Domingo, 24 de Fevereiro de 2008

Jean Émile Anizan

Homem, padre em permanente procura da vontade de Deus sobre si…
Embora pertencesse à classe “média” da época, desde sempre se sentiu atraído pelo mundo dos pobres…
Homem de oração, de procura, percebeu que a sua felicidade seria realidade se a sua vontade se unisse à vontade de Deus.
Também ele não escapou aos momentos de dúvida, de sofrimento, de solidão, de não ver luz ao fundo do túnel (a sua noite).

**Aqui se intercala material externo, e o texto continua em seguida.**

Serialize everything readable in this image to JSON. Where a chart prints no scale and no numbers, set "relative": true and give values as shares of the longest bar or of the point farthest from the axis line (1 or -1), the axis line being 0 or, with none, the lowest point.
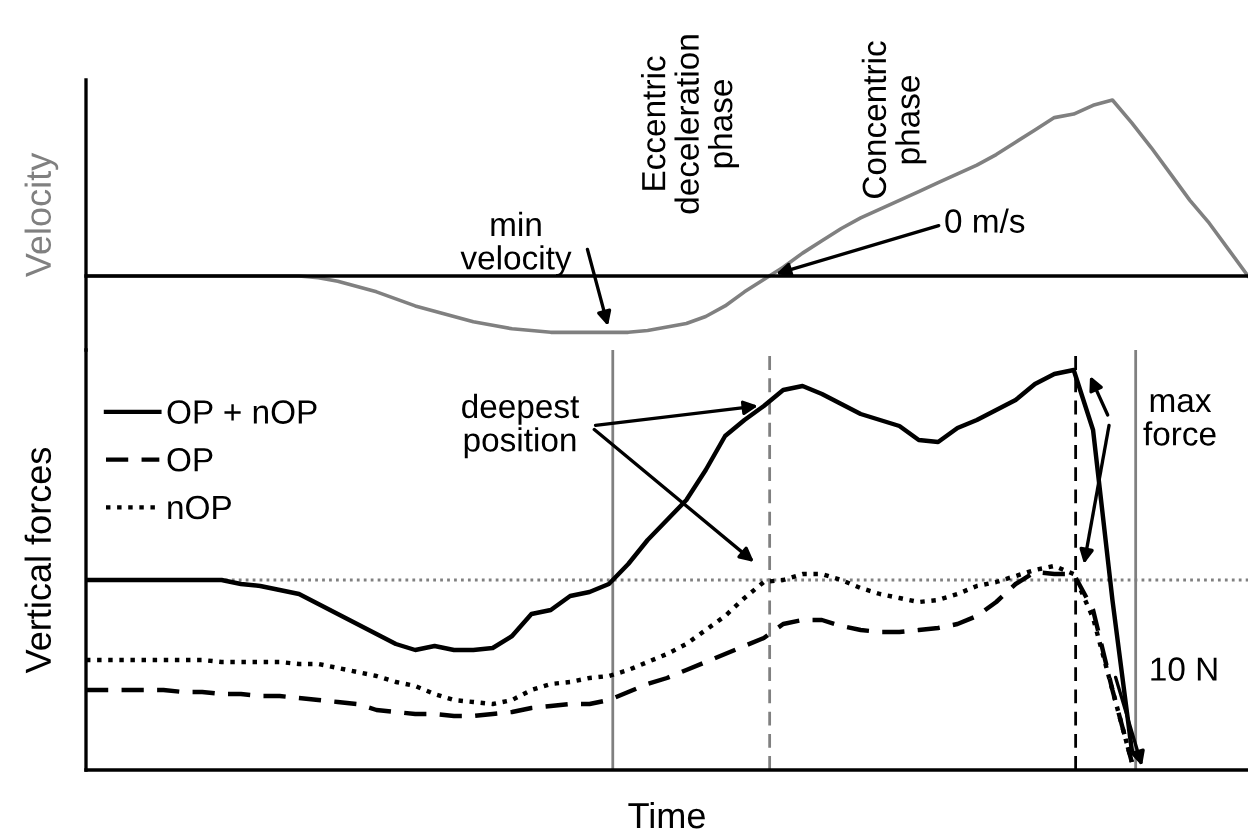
{
  "chart_data": [
    {
      "type": "line",
      "ylabel": "Velocity",
      "relative": true,
      "categories": [
        null,
        null,
        null,
        null,
        null,
        null,
        null,
        null,
        null,
        null,
        null,
        null,
        null,
        null,
        null,
        null,
        null,
        null,
        null,
        null,
        null,
        null,
        null,
        null,
        null,
        null,
        null,
        null,
        null,
        null,
        null,
        null,
        null,
        null,
        null,
        null,
        null,
        null,
        null,
        null,
        null,
        null,
        null,
        null,
        null,
        null,
        null,
        null,
        null,
        null,
        null,
        null,
        null,
        null,
        null,
        null,
        null,
        null,
        null,
        null,
        null
      ],
      "series": [
        {
          "color": "#808080",
          "line_style": "solid",
          "values": [
            0,
            0,
            0,
            0,
            0,
            0,
            0,
            0,
            0,
            0,
            0,
            0,
            -0.01,
            -0.03,
            -0.06,
            -0.09,
            -0.13,
            -0.17,
            -0.2,
            -0.23,
            -0.26,
            -0.28,
            -0.3,
            -0.31,
            -0.32,
            -0.32,
            -0.32,
            -0.32,
            -0.32,
            -0.31,
            -0.29,
            -0.27,
            -0.23,
            -0.17,
            -0.09,
            -0.02,
            0.05,
            0.13,
            0.2,
            0.27,
            0.33,
            0.38,
            0.43,
            0.48,
            0.53,
            0.58,
            0.63,
            0.69,
            0.76,
            0.83,
            0.9,
            0.92,
            0.97,
            1.0,
            0.87,
            0.73,
            0.58,
            0.43,
            0.3,
            0.15,
            0
          ]
        }
      ],
      "annotations": [
        "Eccentric\ndeceleration\nphase",
        "Concentric\nphase",
        "min\nvelocity",
        "0 m/s"
      ]
    },
    {
      "type": "line",
      "xlabel": "Time",
      "ylabel": "Vertical forces",
      "relative": true,
      "legend": "top left",
      "categories": [
        null,
        null,
        null,
        null,
        null,
        null,
        null,
        null,
        null,
        null,
        null,
        null,
        null,
        null,
        null,
        null,
        null,
        null,
        null,
        null,
        null,
        null,
        null,
        null,
        null,
        null,
        null,
        null,
        null,
        null,
        null,
        null,
        null,
        null,
        null,
        null,
        null,
        null,
        null,
        null,
        null,
        null,
        null,
        null,
        null,
        null,
        null,
        null,
        null,
        null,
        null,
        null,
        null,
        null,
        null,
        null,
        null,
        null,
        null,
        null,
        null
      ],
      "series": [
        {
          "name": "OP + nOP",
          "color": "#000000",
          "line_style": "solid",
          "values": [
            0.475,
            0.475,
            0.475,
            0.475,
            0.475,
            0.475,
            0.475,
            0.475,
            0.465,
            0.46,
            0.45,
            0.44,
            0.415,
            0.39,
            0.365,
            0.34,
            0.315,
            0.3,
            0.31,
            0.3,
            0.3,
            0.305,
            0.335,
            0.39,
            0.4,
            0.435,
            0.445,
            0.465,
            0.515,
            0.575,
            0.625,
            0.675,
            0.75,
            0.835,
            0.875,
            0.91,
            0.95,
            0.96,
            0.94,
            0.915,
            0.89,
            0.875,
            0.86,
            0.825,
            0.82,
            0.855,
            0.875,
            0.9,
            0.925,
            0.965,
            0.99,
            1.0,
            0.85,
            0.425,
            0.05,
            null,
            null,
            null,
            null,
            null,
            null
          ]
        },
        {
          "name": "OP",
          "color": "#000000",
          "line_style": "dashed",
          "values": [
            0.2,
            0.2,
            0.2,
            0.2,
            0.2,
            0.195,
            0.195,
            0.19,
            0.19,
            0.185,
            0.185,
            0.18,
            0.175,
            0.17,
            0.165,
            0.15,
            0.145,
            0.14,
            0.14,
            0.135,
            0.135,
            0.14,
            0.145,
            0.155,
            0.16,
            0.165,
            0.165,
            0.175,
            0.195,
            0.215,
            0.23,
            0.25,
            0.27,
            0.29,
            0.31,
            0.33,
            0.365,
            0.375,
            0.375,
            0.36,
            0.35,
            0.345,
            0.345,
            0.35,
            0.355,
            0.365,
            0.385,
            0.42,
            0.465,
            0.495,
            0.49,
            0.49,
            0.4,
            0.2,
            0.02,
            null,
            null,
            null,
            null,
            null,
            null
          ]
        },
        {
          "name": "nOP",
          "color": "#000000",
          "line_style": "dotted",
          "values": [
            0.275,
            0.275,
            0.275,
            0.275,
            0.275,
            0.275,
            0.275,
            0.27,
            0.27,
            0.27,
            0.27,
            0.265,
            0.265,
            0.255,
            0.245,
            0.235,
            0.22,
            0.21,
            0.19,
            0.175,
            0.17,
            0.165,
            0.175,
            0.2,
            0.215,
            0.22,
            0.23,
            0.235,
            0.25,
            0.27,
            0.29,
            0.315,
            0.35,
            0.385,
            0.43,
            0.47,
            0.475,
            0.49,
            0.49,
            0.475,
            0.455,
            0.44,
            0.43,
            0.42,
            0.425,
            0.44,
            0.46,
            0.47,
            0.485,
            0.5,
            0.51,
            0.49,
            0.38,
            0.2,
            0.02,
            null,
            null,
            null,
            null,
            null,
            null
          ]
        }
      ],
      "ref_lines": [
        {
          "axis": "y",
          "value": 0.475,
          "color": "#808080",
          "line_style": "dotted"
        }
      ],
      "annotations": [
        "deepest\nposition",
        "max\nforce",
        "10 N"
      ]
    }
  ]
}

No bairro operário de Charonne (Paris), descobre intensamente o sofrimento e a beleza do povo trabalhador; são estas as suas palavras: “Não, a verdadeira vítima dos tempos actuais, não é a Igreja. A vítima actual é o nosso povo, quero dizer, o povo que trabalha e que sofre nas nossas cidades e campos, meu Deus! Sem dúvida, o nosso povo este bem desfigurado, mas no seio dessa multidão de aspecto rude, mesmo repugnante, quantas pérolas preciosas e quantos recursos!” (QLC 117).
Aqui se inscreve o desejo de Anizan de consagrar a sua vida a Deus e ao povo.
Exprime o fogo interior que o habita no seu grito: “J’ai le mal de Dieu, j’ai le mal du peuple” (o Amor a Deus e o Amor ao povo).
Para Anizan a multidão são os pobres, os trabalhadores que ganham o pão dia a dia com o suor do seu rosto, as famílias desamparadas, tocadas pela solidão, crianças e jovens tocados pelo sofrimento. Multidão de quem a Igreja da época se distancia, não dá a atenção necessária.
É este olhar contemplativo de Anizan sobre esta multidão dos pobres que vai provocar no íntimo do seu coração o desejo de despertar vocações que amem este povo, de pessoas que consagrem a sua vida a Deus e testemunhem do amor de Jesus Cristo por cada pessoa desfigurada e mal amada, que partilhem das suas condições de vida e de trabalho…
Com esta preocupação fundou a Congregação dos Filhos da Caridade e a Congregação feminina das Auxiliadoras da Caridade que conheceis.
Penso que a intuição do nosso fundador é bem actual. O mundo dos pobres está por aí, bem presente:
Na escola, nas famílias, no trabalho, nas ruas, nos bairros, na multidão de crianças e jovens e adultos… marcados pela injustiça, solidão, desemprego, precariedade, exclusão, violência…
Uma multidão que espera encontrar alguém nas suas vidas que escute, encoraje, que ame à maneira de Jesus Cristo, que seja companheira/o de caminhada…
Dirijo-me de modo especial, a ti jovem a quem esta simples revista vai “encontrar”.
Já perguntaste a ti mesmo/a o que queres fazer da tua vida?
Não estará na hora de conversares sobre isso com Deus na tua oração? (desculpa a minha ousadia!)